When the participants were on allopurinol, they received 100mg once a day in the first week, 300mg once a day in the second week and then 300mg twice a day for four weeks. During the placebo period, the participants took identical-looking and tasting ‘dummy’ tablets for six weeks. At the end of each six-week period the participants did another ETT. Blood samples were also taken, and the participants were asked to record any attacks of angina they had during the study in a diary.
Five participants dropped out of the study, leaving 60 participants whose results were analysed.
The researchers found that allopurinol appeared to delay ST segment depression according to ECG during the tests. When the participants were taking allopurinol, half of them took 296 seconds or longer to show ST depression (the median measurement), compared with 232 seconds before they started the study and 249 seconds when they were taking placebo.
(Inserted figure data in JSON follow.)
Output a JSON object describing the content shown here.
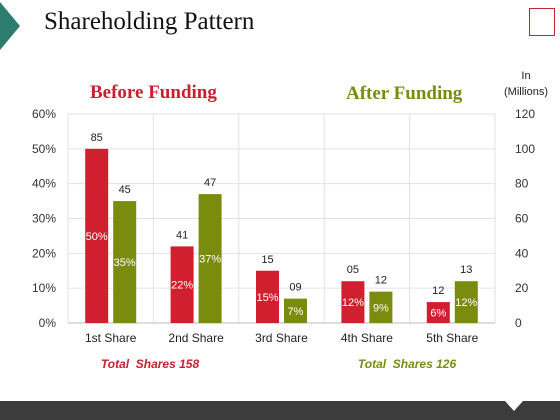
{
  "slide": {
    "title": "Shareholding Pattern",
    "before_heading": "Before Funding",
    "after_heading": "After Funding",
    "unit_line1": "In",
    "unit_line2": "(Millions)",
    "colors": {
      "accent_red": "#c8202f",
      "accent_olive": "#7a8c0e",
      "corner_teal": "#2d7d6f",
      "footer": "#3c3c3c"
    }
  },
  "chart_data": {
    "type": "bar",
    "categories": [
      "1st Share",
      "2nd Share",
      "3rd Share",
      "4th Share",
      "5th Share"
    ],
    "series": [
      {
        "color": "#d0202f",
        "percent_values": [
          50,
          22,
          15,
          12,
          6
        ],
        "percent_labels": [
          "50%",
          "22%",
          "15%",
          "12%",
          "6%"
        ],
        "count_labels": [
          "85",
          "41",
          "15",
          "05",
          "12"
        ]
      },
      {
        "color": "#7a8c0e",
        "percent_values": [
          35,
          37,
          7,
          9,
          12
        ],
        "percent_labels": [
          "35%",
          "37%",
          "7%",
          "9%",
          "12%"
        ],
        "count_labels": [
          "45",
          "47",
          "09",
          "12",
          "13"
        ]
      }
    ],
    "y_left": {
      "ticks": [
        "0%",
        "10%",
        "20%",
        "30%",
        "40%",
        "50%",
        "60%"
      ],
      "ylim": [
        0,
        60
      ]
    },
    "y_right": {
      "ticks": [
        "0",
        "20",
        "40",
        "60",
        "80",
        "100",
        "120"
      ],
      "ylim": [
        0,
        120
      ]
    },
    "grid": true,
    "totals": [
      {
        "label": "Total  Shares 158",
        "color": "#c8202f"
      },
      {
        "label": "Total  Shares 126",
        "color": "#7a8c0e"
      }
    ]
  }
}
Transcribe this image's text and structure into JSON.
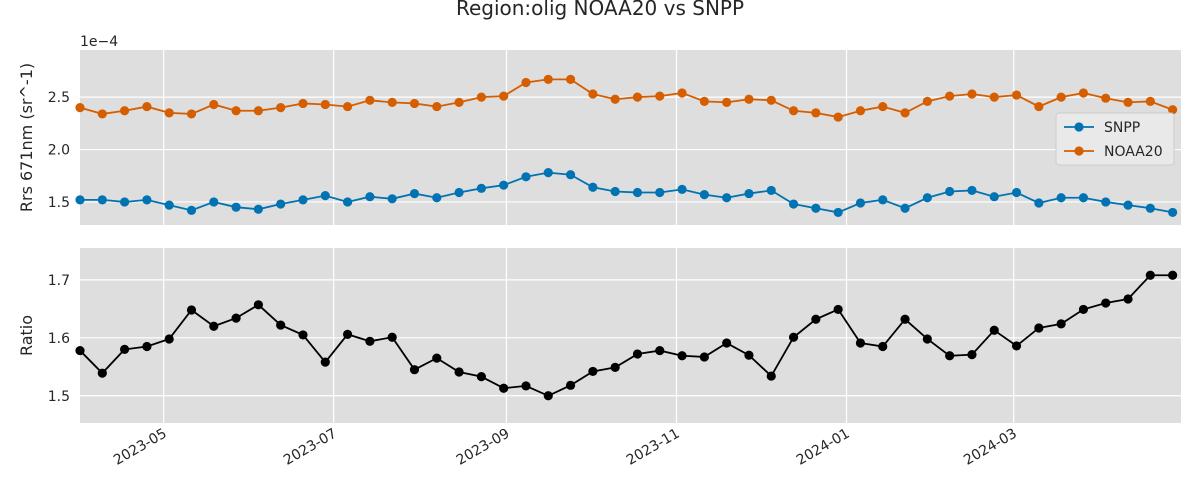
{
  "title": "Region:olig NOAA20 vs SNPP",
  "colors": {
    "snpp": "#0173b2",
    "noaa20": "#d55e00",
    "ratio": "#000000",
    "plot_bg": "#dedede",
    "grid": "#ffffff"
  },
  "chart_data": [
    {
      "type": "line",
      "title": "",
      "ylabel": "Rrs 671nm (sr^-1)",
      "y_offset_label": "1e−4",
      "xlim": [
        "2023-04-01",
        "2024-04-30"
      ],
      "ylim": [
        1.28,
        2.95
      ],
      "grid": true,
      "yticks": [
        1.5,
        2.0,
        2.5
      ],
      "ytick_labels": [
        "1.5",
        "2.0",
        "2.5"
      ],
      "legend": "center-right",
      "x": [
        "2023-04-01",
        "2023-04-09",
        "2023-04-17",
        "2023-04-25",
        "2023-05-03",
        "2023-05-11",
        "2023-05-19",
        "2023-05-27",
        "2023-06-04",
        "2023-06-12",
        "2023-06-20",
        "2023-06-28",
        "2023-07-06",
        "2023-07-14",
        "2023-07-22",
        "2023-07-30",
        "2023-08-07",
        "2023-08-15",
        "2023-08-23",
        "2023-08-31",
        "2023-09-08",
        "2023-09-16",
        "2023-09-24",
        "2023-10-02",
        "2023-10-10",
        "2023-10-18",
        "2023-10-26",
        "2023-11-03",
        "2023-11-11",
        "2023-11-19",
        "2023-11-27",
        "2023-12-05",
        "2023-12-13",
        "2023-12-21",
        "2023-12-29",
        "2024-01-06",
        "2024-01-14",
        "2024-01-22",
        "2024-01-30",
        "2024-02-07",
        "2024-02-15",
        "2024-02-23",
        "2024-03-02",
        "2024-03-10",
        "2024-03-18",
        "2024-03-26",
        "2024-04-03",
        "2024-04-11",
        "2024-04-19",
        "2024-04-27"
      ],
      "series": [
        {
          "name": "SNPP",
          "color": "#0173b2",
          "values": [
            1.52,
            1.52,
            1.5,
            1.52,
            1.47,
            1.42,
            1.5,
            1.45,
            1.43,
            1.48,
            1.52,
            1.56,
            1.5,
            1.55,
            1.53,
            1.58,
            1.54,
            1.59,
            1.63,
            1.66,
            1.74,
            1.78,
            1.76,
            1.64,
            1.6,
            1.59,
            1.59,
            1.62,
            1.57,
            1.54,
            1.58,
            1.61,
            1.48,
            1.44,
            1.4,
            1.49,
            1.52,
            1.44,
            1.54,
            1.6,
            1.61,
            1.55,
            1.59,
            1.49,
            1.54,
            1.54,
            1.5,
            1.47,
            1.44,
            1.4
          ]
        },
        {
          "name": "NOAA20",
          "color": "#d55e00",
          "values": [
            2.4,
            2.34,
            2.37,
            2.41,
            2.35,
            2.34,
            2.43,
            2.37,
            2.37,
            2.4,
            2.44,
            2.43,
            2.41,
            2.47,
            2.45,
            2.44,
            2.41,
            2.45,
            2.5,
            2.51,
            2.64,
            2.67,
            2.67,
            2.53,
            2.48,
            2.5,
            2.51,
            2.54,
            2.46,
            2.45,
            2.48,
            2.47,
            2.37,
            2.35,
            2.31,
            2.37,
            2.41,
            2.35,
            2.46,
            2.51,
            2.53,
            2.5,
            2.52,
            2.41,
            2.5,
            2.54,
            2.49,
            2.45,
            2.46,
            2.38
          ]
        }
      ]
    },
    {
      "type": "line",
      "title": "",
      "ylabel": "Ratio",
      "xlim": [
        "2023-04-01",
        "2024-04-30"
      ],
      "ylim": [
        1.453,
        1.755
      ],
      "grid": true,
      "yticks": [
        1.5,
        1.6,
        1.7
      ],
      "ytick_labels": [
        "1.5",
        "1.6",
        "1.7"
      ],
      "xticks": [
        "2023-05-01",
        "2023-07-01",
        "2023-09-01",
        "2023-11-01",
        "2024-01-01",
        "2024-03-01"
      ],
      "xtick_labels": [
        "2023-05",
        "2023-07",
        "2023-09",
        "2023-11",
        "2024-01",
        "2024-03"
      ],
      "x": [
        "2023-04-01",
        "2023-04-09",
        "2023-04-17",
        "2023-04-25",
        "2023-05-03",
        "2023-05-11",
        "2023-05-19",
        "2023-05-27",
        "2023-06-04",
        "2023-06-12",
        "2023-06-20",
        "2023-06-28",
        "2023-07-06",
        "2023-07-14",
        "2023-07-22",
        "2023-07-30",
        "2023-08-07",
        "2023-08-15",
        "2023-08-23",
        "2023-08-31",
        "2023-09-08",
        "2023-09-16",
        "2023-09-24",
        "2023-10-02",
        "2023-10-10",
        "2023-10-18",
        "2023-10-26",
        "2023-11-03",
        "2023-11-11",
        "2023-11-19",
        "2023-11-27",
        "2023-12-05",
        "2023-12-13",
        "2023-12-21",
        "2023-12-29",
        "2024-01-06",
        "2024-01-14",
        "2024-01-22",
        "2024-01-30",
        "2024-02-07",
        "2024-02-15",
        "2024-02-23",
        "2024-03-02",
        "2024-03-10",
        "2024-03-18",
        "2024-03-26",
        "2024-04-03",
        "2024-04-11",
        "2024-04-19",
        "2024-04-27"
      ],
      "series": [
        {
          "color": "#000000",
          "values": [
            1.578,
            1.539,
            1.58,
            1.585,
            1.598,
            1.648,
            1.62,
            1.634,
            1.657,
            1.622,
            1.605,
            1.558,
            1.606,
            1.594,
            1.601,
            1.545,
            1.565,
            1.541,
            1.533,
            1.513,
            1.517,
            1.5,
            1.518,
            1.542,
            1.549,
            1.572,
            1.578,
            1.569,
            1.567,
            1.591,
            1.57,
            1.534,
            1.601,
            1.632,
            1.649,
            1.591,
            1.585,
            1.632,
            1.598,
            1.569,
            1.571,
            1.613,
            1.586,
            1.617,
            1.624,
            1.649,
            1.66,
            1.667,
            1.708,
            1.708
          ]
        }
      ]
    }
  ]
}
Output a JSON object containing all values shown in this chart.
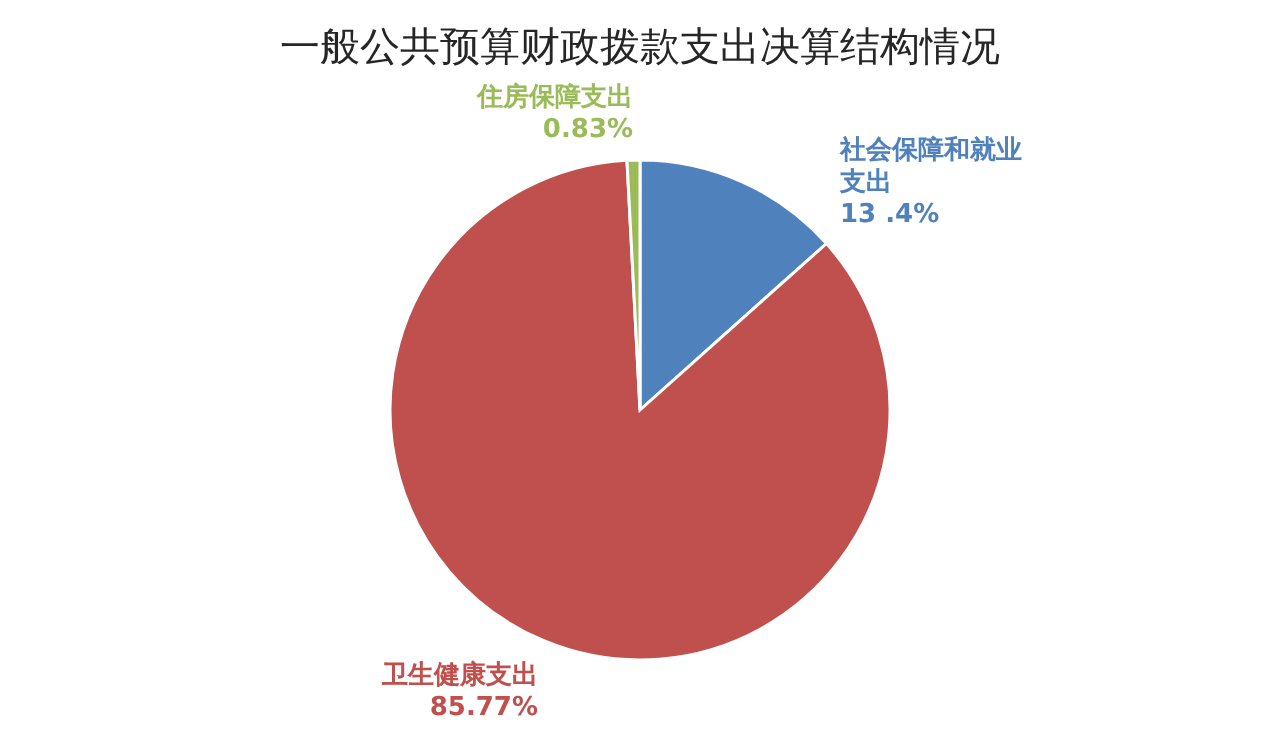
{
  "chart_data": {
    "type": "pie",
    "title": "一般公共预算财政拨款支出决算结构情况",
    "categories": [
      "社会保障和就业支出",
      "卫生健康支出",
      "住房保障支出"
    ],
    "values": [
      13.4,
      85.77,
      0.83
    ],
    "colors": [
      "#4f81bd",
      "#c0504d",
      "#9bbb59"
    ],
    "value_labels": [
      "13 .4%",
      "85.77%",
      "0.83%"
    ]
  }
}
Participants on allopurinol could also exercise for about 58 seconds longer than when they were on placebo. Half could exercise for 393 seconds or longer, compared with 301 seconds before they started the study and 307 seconds when they were taking placebo. Participants also took longer on average to experience chest pain in the exercise test when taking allopurinol than when they were taking placebo (median 304 seconds with allopurinol versus 272 seconds with placebo).
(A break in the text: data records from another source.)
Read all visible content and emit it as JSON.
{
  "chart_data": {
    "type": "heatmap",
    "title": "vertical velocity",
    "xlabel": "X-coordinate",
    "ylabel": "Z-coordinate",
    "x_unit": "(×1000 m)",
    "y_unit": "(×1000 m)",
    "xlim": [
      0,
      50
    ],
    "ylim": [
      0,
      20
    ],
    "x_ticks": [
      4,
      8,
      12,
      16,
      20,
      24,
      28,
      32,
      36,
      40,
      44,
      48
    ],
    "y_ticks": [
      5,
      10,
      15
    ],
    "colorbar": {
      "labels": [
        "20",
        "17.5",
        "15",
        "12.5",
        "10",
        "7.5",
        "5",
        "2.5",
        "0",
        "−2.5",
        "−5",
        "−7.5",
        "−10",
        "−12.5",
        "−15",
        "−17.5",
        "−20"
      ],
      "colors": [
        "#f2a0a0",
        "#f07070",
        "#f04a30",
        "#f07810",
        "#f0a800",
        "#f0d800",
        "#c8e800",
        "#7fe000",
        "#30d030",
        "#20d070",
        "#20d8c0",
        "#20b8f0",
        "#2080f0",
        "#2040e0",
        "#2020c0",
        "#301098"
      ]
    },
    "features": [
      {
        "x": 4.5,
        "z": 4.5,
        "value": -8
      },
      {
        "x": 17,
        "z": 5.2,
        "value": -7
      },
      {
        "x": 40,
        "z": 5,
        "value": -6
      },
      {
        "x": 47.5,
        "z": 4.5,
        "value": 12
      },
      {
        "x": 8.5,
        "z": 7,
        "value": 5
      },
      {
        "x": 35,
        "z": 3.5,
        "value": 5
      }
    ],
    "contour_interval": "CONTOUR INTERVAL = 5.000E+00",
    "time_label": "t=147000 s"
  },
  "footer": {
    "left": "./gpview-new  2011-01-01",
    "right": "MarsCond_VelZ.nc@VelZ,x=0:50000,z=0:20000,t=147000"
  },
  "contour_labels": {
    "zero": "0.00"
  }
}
The 43 participants who returned their angina diaries reported having fewer angina attacks during the six weeks when they were taking allopurinol than in the placebo period, but this reduction was not large enough to be statistically significant.
The participants did not report any side effects of taking allopurinol.
The researchers conclude that, “allopurinol seems to be a useful, inexpensive, well tolerated, and safe anti-ischaemic drug for patients with angina”.
They suggest that it “might be especially appealing for use in developing countries where coronary artery disease is rapidly increasing in frequency and where access to expensive drugs or invasive treatments (angioplasty and bypass surgery) is often restricted”.
This study had a good design, and its results suggest that allopurinol may increase exercise tolerance in people with stable angina. There are some points to note:
This somewhat surprising finding will no doubt be explored further in studies designed to define the place of this drug in angina management. People taking angina drugs should continue taking them as prescribed and contact their GP with any queries.